You’d like to see each of them escape training camp without any significant injuries or setbacks (see: D’Angelo’s foot scare) so that both can hit the ground running by the time the regular season arrives on October 28. While both will face incredible challenges on a nightly basis, the more difficult transition might understandably be in the capable hands of Russell.
Not only will he face a tough matchup each and every time he suits up, he’ll also be responsible for orchestrating things and generating scoring opportunities for teammates. Put simply, his main job is to actually make life easier for Randle and the rest of the team to produce on the offensive end.
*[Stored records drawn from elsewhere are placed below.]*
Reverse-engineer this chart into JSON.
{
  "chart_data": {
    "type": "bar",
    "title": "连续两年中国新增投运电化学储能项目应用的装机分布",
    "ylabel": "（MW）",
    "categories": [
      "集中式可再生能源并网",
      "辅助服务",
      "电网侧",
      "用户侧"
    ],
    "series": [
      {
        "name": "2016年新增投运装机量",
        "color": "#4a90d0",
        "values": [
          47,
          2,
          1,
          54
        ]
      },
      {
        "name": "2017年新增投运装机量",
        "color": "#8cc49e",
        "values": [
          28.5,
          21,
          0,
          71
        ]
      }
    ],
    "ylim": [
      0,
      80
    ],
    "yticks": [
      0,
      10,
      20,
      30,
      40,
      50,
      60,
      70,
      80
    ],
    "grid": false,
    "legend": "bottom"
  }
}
Randle may find his groove and ultimately produce better numbers, but Russell’s continued leadership development and all-around productivity could ultimately prove to be more pivotal to the team’s overall success. Even if his contributions aren’t always as apparent in the box score.
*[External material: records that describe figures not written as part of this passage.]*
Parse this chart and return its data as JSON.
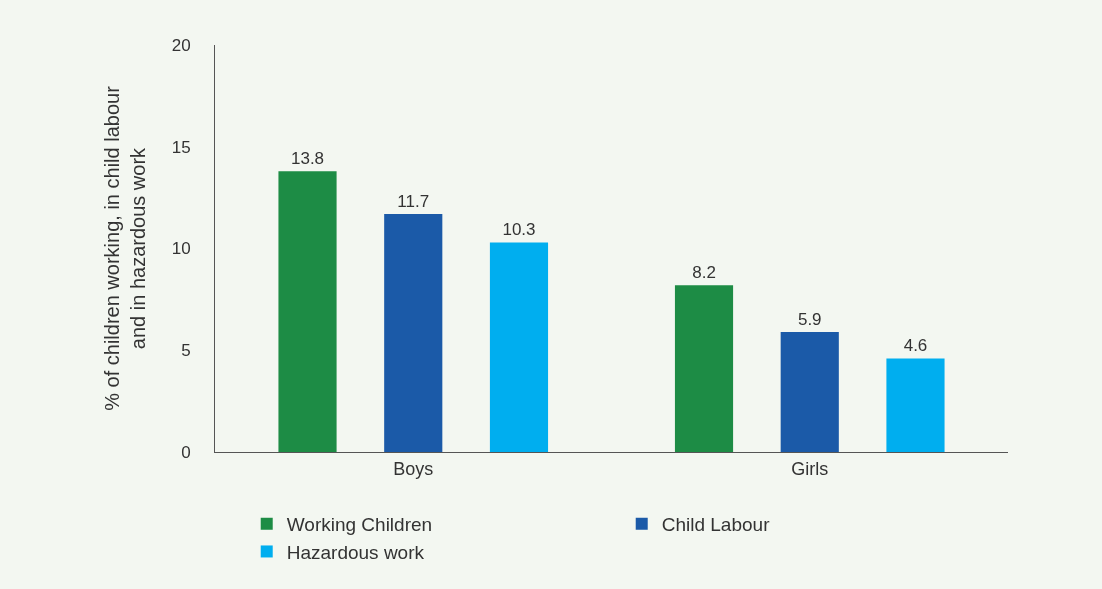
{
  "chart_data": {
    "type": "bar",
    "ylabel": "% of children working, in child labour and in hazardous work",
    "categories": [
      "Boys",
      "Girls"
    ],
    "series": [
      {
        "name": "Working Children",
        "color": "#1d8c45",
        "values": [
          13.8,
          8.2
        ]
      },
      {
        "name": "Child Labour",
        "color": "#1b5aa8",
        "values": [
          11.7,
          5.9
        ]
      },
      {
        "name": "Hazardous work",
        "color": "#00aeef",
        "values": [
          10.3,
          4.6
        ]
      }
    ],
    "ylim": [
      0,
      20
    ],
    "yticks": [
      0,
      5,
      10,
      15,
      20
    ],
    "data_labels": true,
    "grid": false,
    "legend": "bottom"
  }
}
Trevor Lane (@Trevor_Lane): Both D’Angelo Russell and Julius Randle are exciting prospects who have the potential to be key cogs in the effort to pull the Lakers back from the brink. Russell in particular appears to have the highest upside, as his mixture of sweet shooting, ball handling, and otherworldly passing gives him the greatest probability of becoming a true superstar.
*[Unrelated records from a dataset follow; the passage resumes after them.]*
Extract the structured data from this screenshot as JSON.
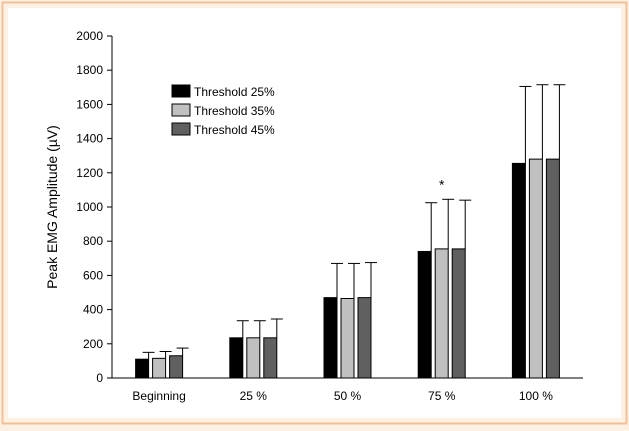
{
  "chart_data": {
    "type": "bar",
    "title": "",
    "xlabel": "",
    "ylabel": "Peak EMG Amplitude (µV)",
    "categories": [
      "Beginning",
      "25 %",
      "50 %",
      "75 %",
      "100 %"
    ],
    "ylim": [
      0,
      2000
    ],
    "yticks": [
      0,
      200,
      400,
      600,
      800,
      1000,
      1200,
      1400,
      1600,
      1800,
      2000
    ],
    "grid": false,
    "legend_position": "top-left",
    "series": [
      {
        "name": "Threshold 25%",
        "color": "#000000",
        "values": [
          110,
          235,
          470,
          740,
          1255
        ],
        "errors": [
          40,
          100,
          200,
          285,
          450
        ]
      },
      {
        "name": "Threshold 35%",
        "color": "#c0c0c0",
        "values": [
          115,
          235,
          465,
          755,
          1280
        ],
        "errors": [
          40,
          100,
          205,
          290,
          435
        ]
      },
      {
        "name": "Threshold 45%",
        "color": "#606060",
        "values": [
          130,
          235,
          470,
          755,
          1280
        ],
        "errors": [
          45,
          110,
          205,
          285,
          435
        ]
      }
    ],
    "annotations": [
      {
        "text": "*",
        "category": "75 %",
        "series": "Threshold 35%"
      }
    ]
  }
}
That said, when projecting who will have the best rookie season I have to give the nod to Randle. While he wasn’t able to play last season due to a broken leg, Randle still had the opportunity to be around the pro game and soak it all in. He learned the rigors of the NBA travel schedule, analyzed the systems that both the Lakers and other teams run, and observed first-hand what it takes to be a professional basketball player.
That information is invaluable, and will make Randle’s transition into the NBA this season easier than it will be for Russell. While it would appear that Russell’s skill set would give him a leg up on Randle, the NBA’s push towards playmaking power forwards with the versatility to put the ball on the floor and then make the correct decision fits Randle to a T.
After spending the summer slimming down a bit while maintaining muscle mass, Randle is as ready to take on the NBA. Teammates have also lent credibility to this notion, with players like Tarik Black and Jordan Clarkson raving about the progress Randle has made over the summer.
Russell is certainly an exciting prospect, but at the end of the day Randle appears to be primed to have a better rookie season. Regardless, both are going to be a lot of fun to watch and will give Lakers fans plenty of reason to be excited about the future.
Corey Hansford (@TheeCoreyH): This is a very tough decision for me. I, admittedly, wasn’t as high on D’Angelo Russell during the draft process and his play in summer league didn’t do much to excite me or much of the Lakers fan base. However, I am really starting to come around on him and feel he has the better chance to shine this season.
My feelings on Russell are beginning to change after hearing the comments of so many Lakers veterans, as well as limited views of him in practice during training camp. The main issue that plagues most rookie point guards is the speed of the game, and maintaining poise and control. By all accounts, that seems to be Russell’s strongest suit.
Something else that leans me towards Russell is that he is the one true point guard guaranteed to be on the roster. Marcelo Huertas could make the team, but that is far from a sure thing. Other than him, score-first options like Jordan Clarkson, Lou Williams, or even Kobe Bryant would be next in line. Needless to say, Russell will have a major opportunity with little competition.
Randle has all of the talent in the world, but he also has a little more competition with Brandon Bass breathing down his neck. It isn’t hard to picture the reliable veteran Bass taking minutes away from Randle if he struggles which would put a major dent in his production.
I have high hopes that both players will reach their potential and be part of the Lakers core for years to come, but Russell will have the ball in his hands all season, which makes me lean towards him as having the bigger year.